For several weeks now, I have felt as if I am teetering on a precipice, yearning to move forward, but wary of the future.
Sometimes, we are our own worst enemies. Even when we want something really badly, we still hold ourselves back. Why? Is it fear? Fear of failure, fear of judgment from those we hold dear or, even fear of what we would be able to achieve?
Several months ago, I made the decision to pursue the Rabbinate. As a Jew from an interfaith family (my Father is Jewish and my Mother is Catholic), I am very interested in making Judaism accessible to the modern everyday Jew, in all of his or her or gender-transitional or gender-neutral multifaceted glory. This past summer, I made the first definitive step towards this new goal, when I studied Hebrew at an immersion program at Middlebury College in Vermont.
Yet, I find that I have still not yet fully embraced this new identity as a wannabe-Rabbi, even while I work on the application for Rabbinical School.
Next month, I turn 24. Though that is not old, 24 is the first age that I did not plan for while growing up. I got my license, got a car, got a part-time job; got into college, changed my major, studied abroad, joined a Greek society; moved back near my parents, worked in a restaurant, decided what to do with my life. All of that got me to 23. 24 is both terrifyingly new and liberating. Without the expectations of childhood, I can mold myself into anything.

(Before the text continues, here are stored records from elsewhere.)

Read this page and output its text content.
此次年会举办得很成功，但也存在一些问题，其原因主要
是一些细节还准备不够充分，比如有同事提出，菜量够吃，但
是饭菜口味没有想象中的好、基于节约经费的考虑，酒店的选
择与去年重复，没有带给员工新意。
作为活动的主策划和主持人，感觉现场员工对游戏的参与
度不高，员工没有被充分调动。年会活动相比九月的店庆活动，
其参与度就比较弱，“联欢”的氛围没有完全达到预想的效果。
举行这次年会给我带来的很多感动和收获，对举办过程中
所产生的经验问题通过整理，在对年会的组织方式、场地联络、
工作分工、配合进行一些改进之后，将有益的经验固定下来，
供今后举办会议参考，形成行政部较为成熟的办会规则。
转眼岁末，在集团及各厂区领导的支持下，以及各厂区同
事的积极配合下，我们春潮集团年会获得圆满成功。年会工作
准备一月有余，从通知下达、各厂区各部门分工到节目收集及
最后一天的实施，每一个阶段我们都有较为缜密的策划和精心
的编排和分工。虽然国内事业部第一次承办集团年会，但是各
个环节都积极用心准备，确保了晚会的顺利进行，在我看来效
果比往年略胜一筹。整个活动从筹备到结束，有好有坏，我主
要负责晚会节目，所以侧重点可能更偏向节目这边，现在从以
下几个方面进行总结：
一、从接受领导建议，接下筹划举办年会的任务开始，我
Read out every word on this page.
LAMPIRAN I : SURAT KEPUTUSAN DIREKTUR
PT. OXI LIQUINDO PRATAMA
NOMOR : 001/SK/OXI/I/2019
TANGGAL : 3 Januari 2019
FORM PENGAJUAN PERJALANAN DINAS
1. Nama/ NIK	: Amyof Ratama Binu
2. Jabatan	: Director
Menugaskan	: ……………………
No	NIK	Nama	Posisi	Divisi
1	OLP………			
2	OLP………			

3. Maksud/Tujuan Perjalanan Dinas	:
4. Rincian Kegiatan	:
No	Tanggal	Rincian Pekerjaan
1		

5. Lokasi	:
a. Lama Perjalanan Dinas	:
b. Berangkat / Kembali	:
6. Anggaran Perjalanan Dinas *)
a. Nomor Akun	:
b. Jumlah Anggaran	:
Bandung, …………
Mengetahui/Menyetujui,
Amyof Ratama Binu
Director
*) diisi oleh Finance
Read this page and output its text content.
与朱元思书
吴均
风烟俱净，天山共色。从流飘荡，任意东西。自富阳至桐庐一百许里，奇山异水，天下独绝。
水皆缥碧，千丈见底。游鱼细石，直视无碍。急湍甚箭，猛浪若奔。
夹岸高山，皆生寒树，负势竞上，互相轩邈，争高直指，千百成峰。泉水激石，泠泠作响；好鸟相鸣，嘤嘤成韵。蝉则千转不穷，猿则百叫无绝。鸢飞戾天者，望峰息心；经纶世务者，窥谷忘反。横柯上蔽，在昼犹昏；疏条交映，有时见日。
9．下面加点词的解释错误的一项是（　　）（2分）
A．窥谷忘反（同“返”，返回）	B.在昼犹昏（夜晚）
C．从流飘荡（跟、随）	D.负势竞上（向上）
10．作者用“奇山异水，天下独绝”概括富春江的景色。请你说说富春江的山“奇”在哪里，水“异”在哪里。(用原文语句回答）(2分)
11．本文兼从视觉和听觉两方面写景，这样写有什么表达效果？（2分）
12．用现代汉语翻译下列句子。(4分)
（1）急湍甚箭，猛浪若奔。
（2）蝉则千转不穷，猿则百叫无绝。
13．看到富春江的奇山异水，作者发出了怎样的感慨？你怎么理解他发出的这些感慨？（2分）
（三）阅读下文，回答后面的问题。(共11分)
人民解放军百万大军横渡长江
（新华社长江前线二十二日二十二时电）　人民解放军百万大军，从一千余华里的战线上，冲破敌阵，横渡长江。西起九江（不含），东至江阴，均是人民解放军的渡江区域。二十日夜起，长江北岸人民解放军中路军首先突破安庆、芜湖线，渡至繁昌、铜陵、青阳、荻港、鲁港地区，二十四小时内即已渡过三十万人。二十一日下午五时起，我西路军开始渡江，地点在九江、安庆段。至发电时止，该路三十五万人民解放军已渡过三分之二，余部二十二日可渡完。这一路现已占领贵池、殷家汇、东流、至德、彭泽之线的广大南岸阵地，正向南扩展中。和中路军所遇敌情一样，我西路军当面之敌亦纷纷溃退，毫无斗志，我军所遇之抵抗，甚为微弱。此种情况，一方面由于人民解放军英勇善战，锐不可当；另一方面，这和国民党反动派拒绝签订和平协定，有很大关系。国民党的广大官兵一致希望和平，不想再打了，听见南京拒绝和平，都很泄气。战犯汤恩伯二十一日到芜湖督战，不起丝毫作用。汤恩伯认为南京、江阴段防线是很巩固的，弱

After reading all the wonderful stories left by our guests, I knew that I wanted to experience that absolute peace with the world and with the self that so many people find in the water here. I have scheduled an immersion for the day before my 24th birthday. That day also happens to be the first deadline for the Rabbinical School application. I am hoping that this will be the moment, the personal ritual I need, to finally let go of everything I thought I should be, and to become the adult I intend to be.
Laura Seide grew up in Franklin, MA at Temple Etz Chaim. After earning a BA in Classics at University of Rochester in Rochester, NY, where she was president of Hillel and a religious school teacher at Temple B’Rith Kodesh, she moved back to Boston in order to be closer to her parents. (They were quite happy.) Last year she worked at Kolbo, and this year she is the Development Intern at Mayyim Hayyim. She is currently applying to Rabbinical School for Fall 2013.